Crônica: A saudade bateu em minha porta e eu abri

21:54


 A saudade bateu com força na porta, e para amenizar a dor de cabeça que as batidas me causavam, deixe-a entrar. Ah, minha velha companheira. Ofereci um café, mas ela recusou de maneira educada. "Você sabe que ele não gostava de bebidas quentes". Ofereci o último redbull da geladeira, o que restou dos que eu sempre comprava para o caso de você aparecer de surpresa, e ela aceitou. 

 - E então, como andas? - ela perguntou casualmente, como se eu não soubesse que rumo essa conversa tomaria. 

 - Inundada pela sua presença dentro de mim, mas estou sobrevivendo. 

 - Imagino a falta que ele faz. 

 - Imagina? Ora, não se faça de boba, sabe que a culpa é sua. 

 - Minha, realmente. E sua. Posso ser a culpada da sua dor, mas não fui eu que fiz ele ir embora. 

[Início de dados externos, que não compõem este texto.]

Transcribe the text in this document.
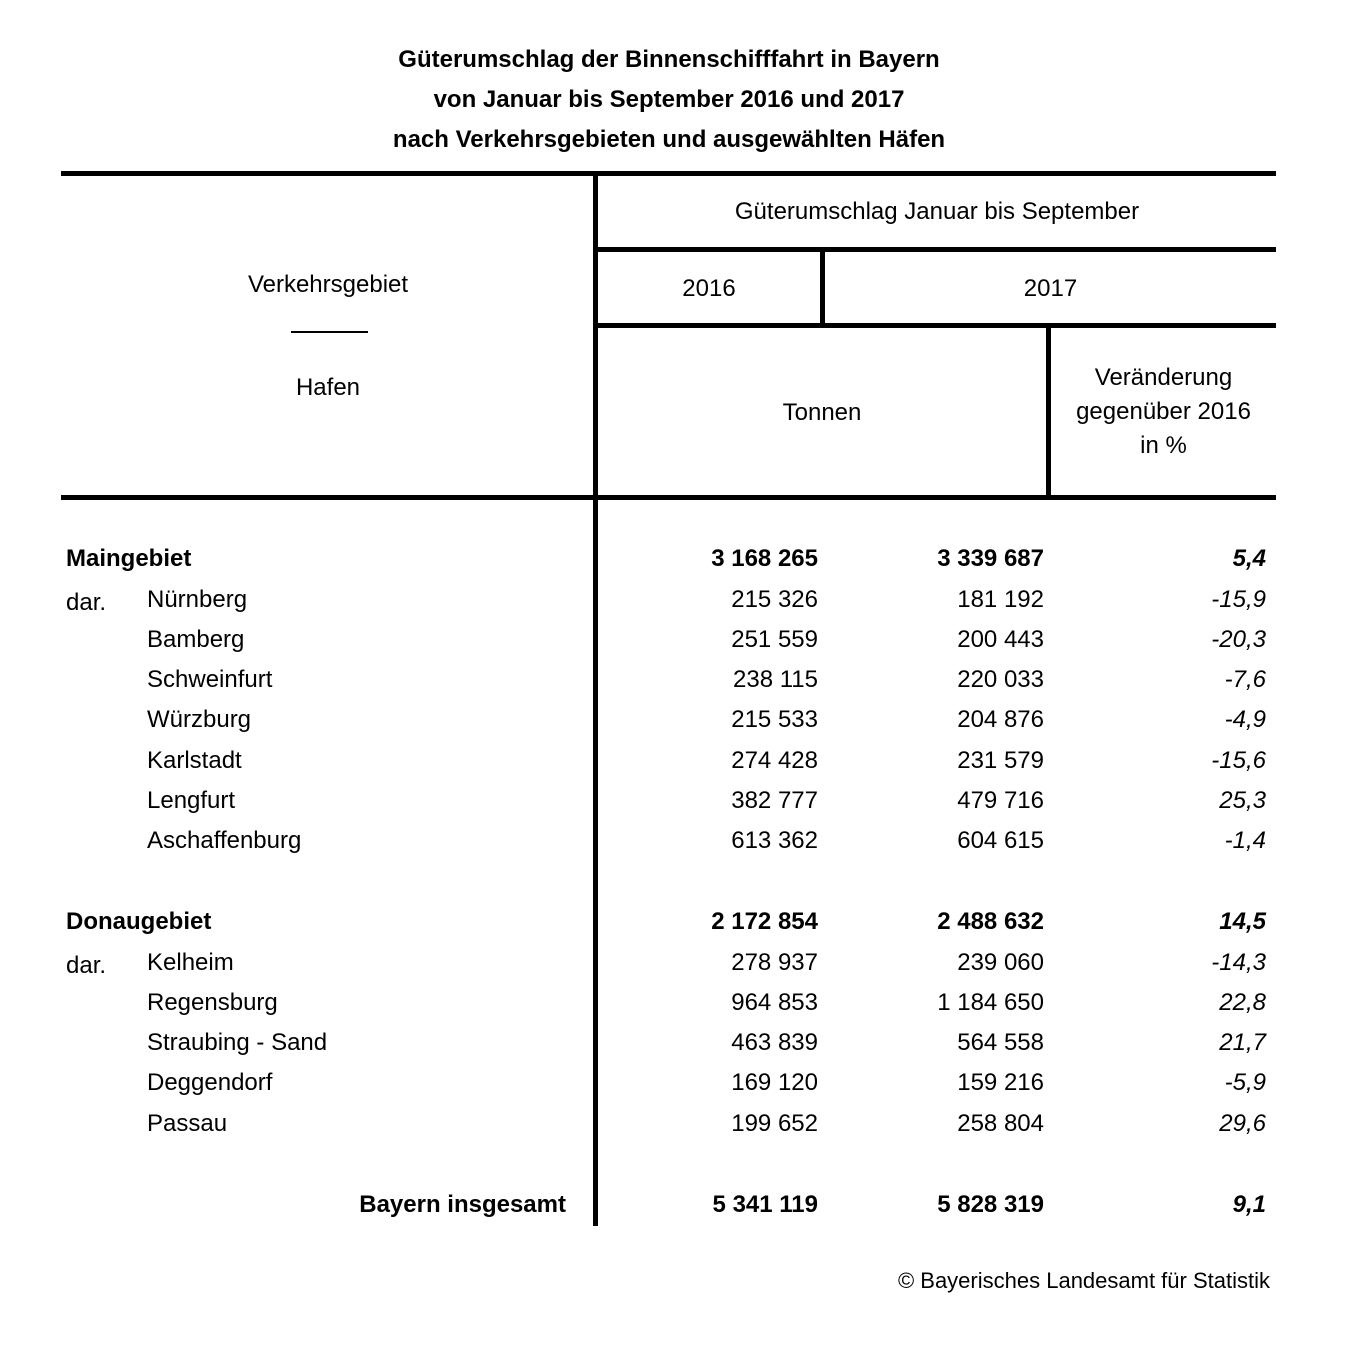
Güterumschlag der Binnenschifffahrt in Bayern
von Januar bis September 2016 und 2017
nach Verkehrsgebieten und ausgewählten Häfen
Verkehrsgebiet
Hafen
Güterumschlag Januar bis September
2016	2017
Tonnen
Veränderung
gegenüber 2016
in %
Maingebiet	3 168 265	3 339 687	5,4
dar. Nürnberg	215 326	181 192	-15,9
Bamberg	251 559	200 443	-20,3
Schweinfurt	238 115	220 033	-7,6
Würzburg	215 533	204 876	-4,9
Karlstadt	274 428	231 579	-15,6
Lengfurt	382 777	479 716	25,3
Aschaffenburg	613 362	604 615	-1,4
Donaugebiet	2 172 854	2 488 632	14,5
dar. Kelheim	278 937	239 060	-14,3
Regensburg	964 853	1 184 650	22,8
Straubing - Sand	463 839	564 558	21,7
Deggendorf	169 120	159 216	-5,9
Passau	199 652	258 804	29,6
Bayern insgesamt	5 341 119	5 828 319	9,1
© Bayerisches Landesamt für Statistik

 - Ah, cale-se e beba. - disse irritada, admitindo pra mim mesma que o fim da nossa eternidade foi culpa minha.  

 - Lembra de quando...

 - Sim, eu me lembro de tudo, não preciso que você venha aqui me lembrar? Já terminou a bebida? Ótimo, suma. - disse batendo a porta na cara da saudade. 

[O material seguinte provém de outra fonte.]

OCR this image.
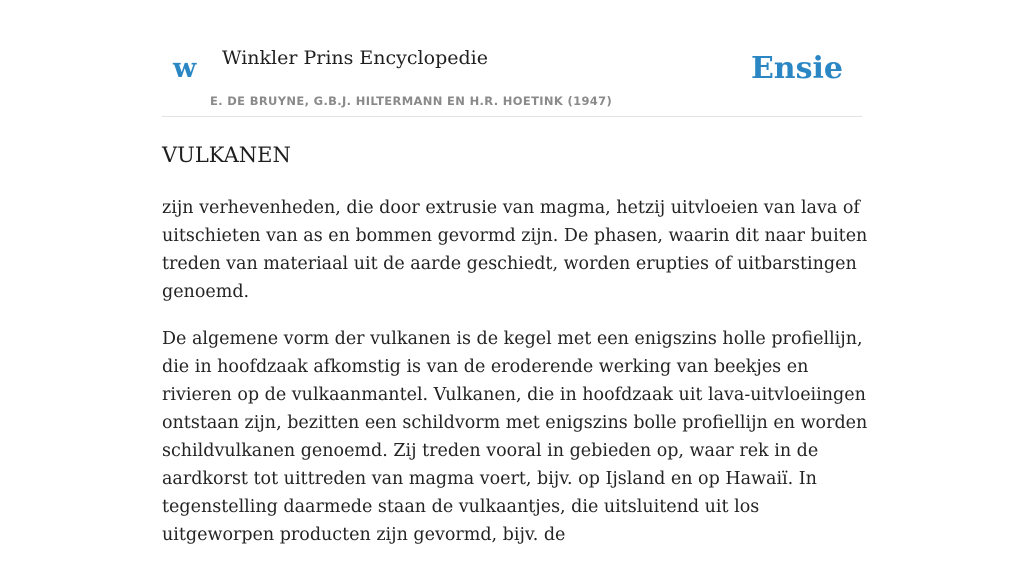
w Winkler Prins Encyclopedie
E. DE BRUYNE, G.B.J. HILTERMANN EN H.R. HOETINK (1947)
Ensie
VULKANEN

zijn verhevenheden, die door extrusie van magma, hetzij uitvloeien van lava of uitschieten van as en bommen gevormd zijn. De phasen, waarin dit naar buiten treden van materiaal uit de aarde geschiedt, worden erupties of uitbarstingen genoemd.

De algemene vorm der vulkanen is de kegel met een enigszins holle profiellijn, die in hoofdzaak afkomstig is van de eroderende werking van beekjes en rivieren op de vulkaanmantel. Vulkanen, die in hoofdzaak uit lava-uitvloeiingen ontstaan zijn, bezitten een schildvorm met enigszins bolle profiellijn en worden schildvulkanen genoemd. Zij treden vooral in gebieden op, waar rek in de aardkorst tot uittreden van magma voert, bijv. op Ijsland en op Hawaiï. In tegenstelling daarmede staan de vulkaantjes, die uitsluitend uit los uitgeworpen producten zijn gevormd, bijv. de
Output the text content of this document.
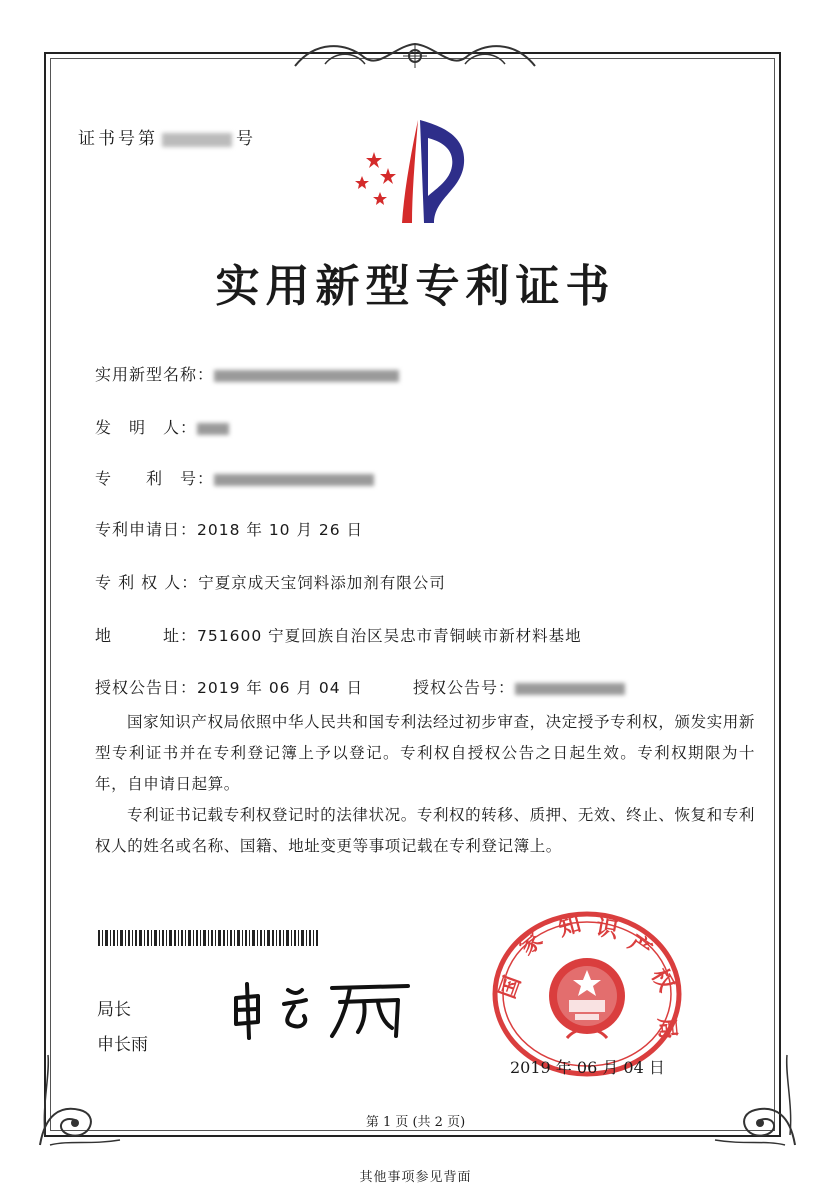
证书号第	号
实用新型专利证书
实用新型名称：
发　明　人：
专　　利　号：
专利申请日：2018 年 10 月 26 日
专 利 权 人：宁夏京成天宝饲料添加剂有限公司
地　　　址：751600 宁夏回族自治区吴忠市青铜峡市新材料基地
授权公告日：2019 年 06 月 04 日	授权公告号：
国家知识产权局依照中华人民共和国专利法经过初步审查，决定授予专利权，颁发实用新型专利证书并在专利登记簿上予以登记。专利权自授权公告之日起生效。专利权期限为十年，自申请日起算。
专利证书记载专利权登记时的法律状况。专利权的转移、质押、无效、终止、恢复和专利权人的姓名或名称、国籍、地址变更等事项记载在专利登记簿上。
局长
申长雨
国
家
知 识
产
权
局
2019 年 06 月 04 日
第 1 页 (共 2 页)
其他事项参见背面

 A dor das lembranças que me vieram com aquele simples "lembra de quando" é indescritível. Porque eu lembrei de tudo. De quando nós passamos horas na porta de casa, conversando. Nem entramos, nem saímos. Lembrei de como você passou meses e meses implicando comigo por causa daquela festa, em que eu fiquei com aquele carinha. Lembra que você brincava comigo, fazia imitações da cena e tudo mais? Lembra das nossas brigas? Lembra de dizer que arrumava desculpas pra vir aqui pelas redondezas, mas que era sempre por causa da pequena chance de se encontrar comigo, mesmo que fosse só um pouquinho? E quando você brincava comigo, falando que devia ser minha obrigação estar com você para que você pudesse deitar na minha perna e dormir. Ah, eu sinto sua falta sim. Às vezes ainda sinto a dor de quando você disse que precisava se distanciar. Foi como se um  pedaço de mim estivesse sendo arrancado devagar e dolorosamente. Antes que eu pudesse perceber, estava ouvindo as suas eletrônicas favoritas, e vestindo aquela sua camisa que ficou aqui em casa. Me fantasiando de você para afastar a saudade. Vagando pela casa, um fantasma cheio de melancolia e saudade. Ah, como te quero, como te preciso. Lembra que você me pediu pra não beber? "Promete pra mim que não vai mais beber. Eu paro também." Eu topei. Nada de beber. Mas você prometeu não me deixar sozinha nunca, então acho que eu tenho direto a alguns goles da vodca barata que ainda está em algum lugar da casa. É, talvez a minha dor e mágoa mereçam um tempero alcóolico. Talvez eu deva devolver essa blusa; assim mesmo, do jeito que tá. Com meu cheiro e tudo. Vai ver você também acabe se agarrando a ela pra lembrar de mim. Isso se ainda lembra de mim. Talvez lembre. Talvez não. Talvez. Tudo é um grande talvez. Talvez eu deva esvaziar a garrafa ao invés de me contentar com poucos goles. Talvez deva parar suas músicas eletrônicas e me jogar de cabeça na minha melancolia, em todos os aspectos. Talvez deva apagar você da memória e me concentrar em manter minha felicidade com um novo alguém. Talvez, na verdade o que eu realmente precise é parar de abrir a porta pra saudade e ignorar as batidas com um fone de ouvido ou um remédio pra dor de cabeça. Talvez, tudo que eu deva fazer seja parar de sentir sua falta, e finalmente esquecer daquele que um dia amei.